A combination of two file photographs shows a member of staff working on the Eurofighter Typhoon production line at BAE systems and the nose cone of an Airbus A380 next to the tail fin of an Airbus A320 at the Farnborough Airshow 2012

The key hurdle in creating Europe's biggest aerospace and defence firm could lie with a decision to be taken in Washington, analysts say, as investors continue to question the success of the proposed $45bn tie-up between BAE Systems and EADS.

The largest US defence industry lobby group has long resisted giving Airbus, Boeing's chief rival, a seat at the table when it bargains for contracts from the US Department of Defence (DoD) because of the 15 percent ownership of the French government. With Germany set to acquire a similar-sized stake in EADS, the parent company of Airbus, from automaker Daimler AG, some analysts are beginning to speculate that any combined group would need to separate its US operations in order to protect access to lucrative US military and civil aviation contracts.

"Our preliminary assessment, based on the simple assumption of no major changes to the two businesses when combined, results in a "strong" business risk profile," wrote analysts at the credit ratings firm Standard & Poor's.

"[However], downward pressure could arise from integration risks and changes to the business configuration related to a possible carve-out of sensitive defence-related business areas - especially in the US, where BAE Systems has significant operations."

BAE generates around $7.3bn each year from business with the US DoD, more than seven times more than the $684m generated by EADS. Boeing does around $22.1bn each year as the DoD's number two partner after Lockheed Martin. With US government plans to trim as much as $500bn from the DoD's budget over the next 10 years, analysts say competition for contracts will increase significantly and domestic job creation could mean the difference between winning and losing lucrative business.

German automaker Daimler told the Reuters news agency last week that it may consider dumping its 22.5 percent stake in EADS, the parent of Airbus and the world's largest planemaker, if the "planned transaction would also be linked to a possible dissolution of the Shareholder Pact."

Both the Spanish and French governments also own stakes in EADS, as do certain German federal states and some of its banks. France's finance minister, Pierre Moscovici, issued a statement through his office Wednesday saying the government would decide on a course of action in its own time and within the governance rules of the group.

The German government has denied an earlier report that it had given approval for the merger, although it said in a statement Thursday that it had been informed of the merger and was asked for its support. Officials in Britain and the United States have told Reuters they will also examine the deal if asked.

Airbus, which plans to set up an assembly plant for its jumbo A320 in Mobile, Alabama, has tried unsuccessfully to join the main industry lobby group, the Aerospace Industry Association of American (AIA), largely because of concern over its partial state ownership. US units of part-state owned Thales and Safran have what is known was associate membership, but the size and scale of Airbus has kept them out of the group which includes Boeing as well as UK-based firms such as Rolls-Royce and BAE Systems.

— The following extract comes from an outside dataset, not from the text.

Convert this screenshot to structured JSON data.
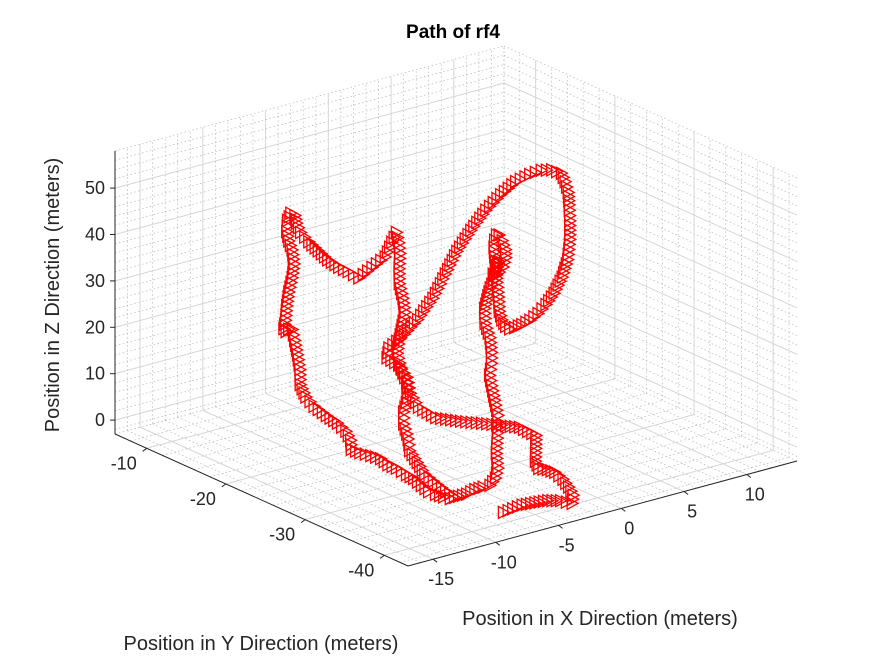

"We also believe that the complex ownership structure and partial government ownership could constrain the combined company's ability to expand its US business, as demonstrated by the long, acrimonious competition between Boeing and EADS to produce aerial refuelling tankers for the US Air Force," S&P analysts wrote on 13 September.

Noting the cross-pollination of ownership within EADS that includes both national governments and some if its European commercial rivals, analysts at Moody's Investors Service has suggested that "extra ring-fencing of certain operations beyond existing structures will likely be a requirement if the transaction proceeds to successful completion", senior vice-president Russell Solomon wrote in the company's Weekly Credit Outlook report.

"As such, even higher-level management complexity than exists today would be an important risk factor for the combined entity. These complex interrelationships could complicate, delay, or outright preclude requisite regulatory approvals of an EADS-BAE merger."

Under UK takeover laws, the two groups have until 10 October to declare their formal intentions of their proposed 60-40 merger.